Apple’s decision to limit local software execution on the iPhone is undoubtedly due, at least in part, to a fundamental fear of hackers. While the Macintosh hasn’t been much of a target for the hacker community, the iPhone could be a lot more tempting. There will be far more iPhones than Macs in the world in just a few years. Plus, Apple partner AT&T doesn’t need the support headaches that come with having a large number of users jamming its 800 numbers with reports of bizarre symptoms on their iPhones. Regardless, being a Web services guy, I absolutely applaud Apple for moving the Web services art forward a notch or two with a very capable platform that might indeed replace PCs for many of us over the next decade or so. We don’t need to run a lot of local code to have a meaningful IT experience while on the go.

Of course, the iPhone will be hacked over time, requiring updates and fixes, just as is the case with the PC. There are already reports of hackers working diligently to unlock the phone so that non-AT&T SIM cards can be used, and to avoid cellular activation so that the device would be used only Wi-Fi networks — with VoFi services, of course. Any programmable device runs this kind of risk, and defending against unauthorized code will remain a challenge for some time to come.

Which brings me to a really obscure but very important, shall we say, “opportunity” for hackers. Last year, I wrote about one of the most exciting technology developments in wireless, software-defined radio (SDR). Basically, SDR simplifies radio hardware design by replacing specialized circuitry with software.

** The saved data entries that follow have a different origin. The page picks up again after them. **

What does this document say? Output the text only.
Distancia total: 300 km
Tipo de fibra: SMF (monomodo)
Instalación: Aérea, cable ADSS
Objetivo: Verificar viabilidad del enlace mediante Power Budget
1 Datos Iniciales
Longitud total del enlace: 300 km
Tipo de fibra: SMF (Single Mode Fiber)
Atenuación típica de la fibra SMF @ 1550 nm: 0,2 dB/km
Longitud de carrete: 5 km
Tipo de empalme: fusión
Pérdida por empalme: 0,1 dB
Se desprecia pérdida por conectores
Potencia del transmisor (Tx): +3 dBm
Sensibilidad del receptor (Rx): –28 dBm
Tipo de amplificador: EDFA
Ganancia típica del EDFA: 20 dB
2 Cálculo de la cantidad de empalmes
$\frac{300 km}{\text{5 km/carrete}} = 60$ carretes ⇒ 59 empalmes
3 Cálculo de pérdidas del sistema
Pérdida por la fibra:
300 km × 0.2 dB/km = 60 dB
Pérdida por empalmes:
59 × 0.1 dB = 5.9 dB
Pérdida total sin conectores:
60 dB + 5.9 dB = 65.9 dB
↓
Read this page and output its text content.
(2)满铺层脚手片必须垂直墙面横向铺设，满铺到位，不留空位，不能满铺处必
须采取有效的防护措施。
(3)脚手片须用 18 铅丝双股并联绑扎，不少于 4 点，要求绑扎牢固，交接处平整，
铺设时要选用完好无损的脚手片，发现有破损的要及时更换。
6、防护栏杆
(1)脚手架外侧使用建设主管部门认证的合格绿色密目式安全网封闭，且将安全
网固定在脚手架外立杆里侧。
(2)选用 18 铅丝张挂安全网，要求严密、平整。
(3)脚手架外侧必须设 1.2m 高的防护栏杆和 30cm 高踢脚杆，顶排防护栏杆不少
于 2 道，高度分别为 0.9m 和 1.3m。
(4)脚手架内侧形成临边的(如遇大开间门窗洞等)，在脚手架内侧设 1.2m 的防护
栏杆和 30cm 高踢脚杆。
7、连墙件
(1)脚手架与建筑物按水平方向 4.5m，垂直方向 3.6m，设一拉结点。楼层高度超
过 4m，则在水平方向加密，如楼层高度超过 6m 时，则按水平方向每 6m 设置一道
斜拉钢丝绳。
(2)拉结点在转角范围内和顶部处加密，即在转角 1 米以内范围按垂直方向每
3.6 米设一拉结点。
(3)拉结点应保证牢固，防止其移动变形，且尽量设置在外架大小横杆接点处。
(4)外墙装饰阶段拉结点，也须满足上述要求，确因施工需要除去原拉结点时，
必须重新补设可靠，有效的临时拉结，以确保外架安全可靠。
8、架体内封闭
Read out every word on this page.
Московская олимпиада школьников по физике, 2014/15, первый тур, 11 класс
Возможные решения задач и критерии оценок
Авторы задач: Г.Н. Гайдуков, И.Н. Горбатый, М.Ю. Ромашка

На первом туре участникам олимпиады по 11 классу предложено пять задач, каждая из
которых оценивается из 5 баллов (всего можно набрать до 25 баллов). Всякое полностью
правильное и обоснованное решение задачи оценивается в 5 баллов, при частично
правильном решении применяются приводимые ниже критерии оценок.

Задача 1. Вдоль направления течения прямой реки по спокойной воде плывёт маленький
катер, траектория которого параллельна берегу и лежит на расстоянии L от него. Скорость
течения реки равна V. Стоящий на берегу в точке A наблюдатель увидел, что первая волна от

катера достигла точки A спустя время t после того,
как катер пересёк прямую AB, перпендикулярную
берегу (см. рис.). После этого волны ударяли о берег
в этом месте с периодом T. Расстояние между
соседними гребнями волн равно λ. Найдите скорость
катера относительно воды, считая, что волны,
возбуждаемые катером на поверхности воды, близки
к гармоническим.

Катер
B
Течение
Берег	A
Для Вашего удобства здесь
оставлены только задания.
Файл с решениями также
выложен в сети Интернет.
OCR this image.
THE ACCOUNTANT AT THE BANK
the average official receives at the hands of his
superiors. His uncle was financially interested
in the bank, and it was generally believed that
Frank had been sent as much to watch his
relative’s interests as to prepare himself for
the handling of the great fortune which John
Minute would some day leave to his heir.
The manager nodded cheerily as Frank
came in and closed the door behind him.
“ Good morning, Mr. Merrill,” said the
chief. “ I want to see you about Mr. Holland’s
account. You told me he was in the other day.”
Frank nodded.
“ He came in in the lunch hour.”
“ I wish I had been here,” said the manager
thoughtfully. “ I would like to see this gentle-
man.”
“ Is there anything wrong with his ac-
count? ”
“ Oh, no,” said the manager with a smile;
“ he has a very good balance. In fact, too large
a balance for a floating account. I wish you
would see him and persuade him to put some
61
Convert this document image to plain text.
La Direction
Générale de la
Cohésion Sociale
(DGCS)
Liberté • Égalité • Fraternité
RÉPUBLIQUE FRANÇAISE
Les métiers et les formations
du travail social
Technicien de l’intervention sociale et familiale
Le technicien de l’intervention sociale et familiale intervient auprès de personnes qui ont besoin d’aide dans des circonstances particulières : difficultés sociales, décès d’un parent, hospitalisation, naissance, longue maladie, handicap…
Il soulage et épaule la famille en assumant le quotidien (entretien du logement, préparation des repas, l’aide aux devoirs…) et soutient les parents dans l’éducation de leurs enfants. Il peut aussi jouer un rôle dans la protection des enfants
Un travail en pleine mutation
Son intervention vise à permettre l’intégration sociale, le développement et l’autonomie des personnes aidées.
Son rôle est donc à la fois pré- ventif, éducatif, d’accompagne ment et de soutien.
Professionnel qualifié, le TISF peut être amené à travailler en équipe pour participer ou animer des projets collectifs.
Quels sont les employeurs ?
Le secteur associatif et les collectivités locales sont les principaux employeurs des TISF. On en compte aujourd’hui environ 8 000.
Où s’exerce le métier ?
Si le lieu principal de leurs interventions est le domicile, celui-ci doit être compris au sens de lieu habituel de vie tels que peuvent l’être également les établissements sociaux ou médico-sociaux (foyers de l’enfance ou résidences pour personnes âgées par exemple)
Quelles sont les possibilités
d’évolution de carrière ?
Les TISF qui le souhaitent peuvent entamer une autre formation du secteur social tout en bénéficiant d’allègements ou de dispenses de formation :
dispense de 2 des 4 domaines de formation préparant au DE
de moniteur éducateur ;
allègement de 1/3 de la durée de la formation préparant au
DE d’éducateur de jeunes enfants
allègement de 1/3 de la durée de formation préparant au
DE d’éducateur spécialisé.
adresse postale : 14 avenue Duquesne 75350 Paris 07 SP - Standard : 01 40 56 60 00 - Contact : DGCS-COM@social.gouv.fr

Among the many benefits of SDR are over-the-air bug fixes, the ability to add new features on demand, and dynamic reprogrammability — turning, for example, a GSM phone into a CDMA phone or even Wi-Fi or Bluetooth or UWB or whatever on the fly.

With so much software at play here, the question has to be asked: Could an SDR get hacked? Suppose someone figures out how to build a virus that quickly spreads to SDR-based handsets, disabling them or using them as jammers or worse? What if those handsets are being used for public-safety applications? This is not to say that hacking is the only vector for wireless disruptions. After all, anyone can use a jammer to disable communications in a local area, and any moron with a reasonable shortwave transmitter can pretend to be an air traffic controller. That fact that we still use an unencrypted, unauthenticated communications protocol for such a critical service boggles my mind.

The FCC is rightfully concerned about SDR hacking and has issued new regulations for SDRs that mostly attempt to deal with open source software in SDR applications. There is significant concern that open source software creates specific vulnerabilities that hackers could exploit.

I don’t think this is very likely for two reasons. First, open source isn’t the same as open architectures. Each product vendor would of necessity keep certain elements of their implementation secret, locking out all but the most determined hackers. But secondly, and more importantly, the real issue is how to protect individual phones from ever loading harmful software. We already have pretty good techniques for this from the PC world, and there are many effective approaches to solving this particular security concern. It could even be argued that the technical scrutiny that comes with open source actually enhances security and integrity; the real issue is controlling what software, open source or not, gets onto the mobile device.

As I noted in my last column, the big issue with SDR isn’t hackers or security: It is the need to lower the power demands of SDR implementations so that they have a prayer of running on batteries. The road to SDR-based handsets isn’t at all paved yet, but open source is a relatively minor concern.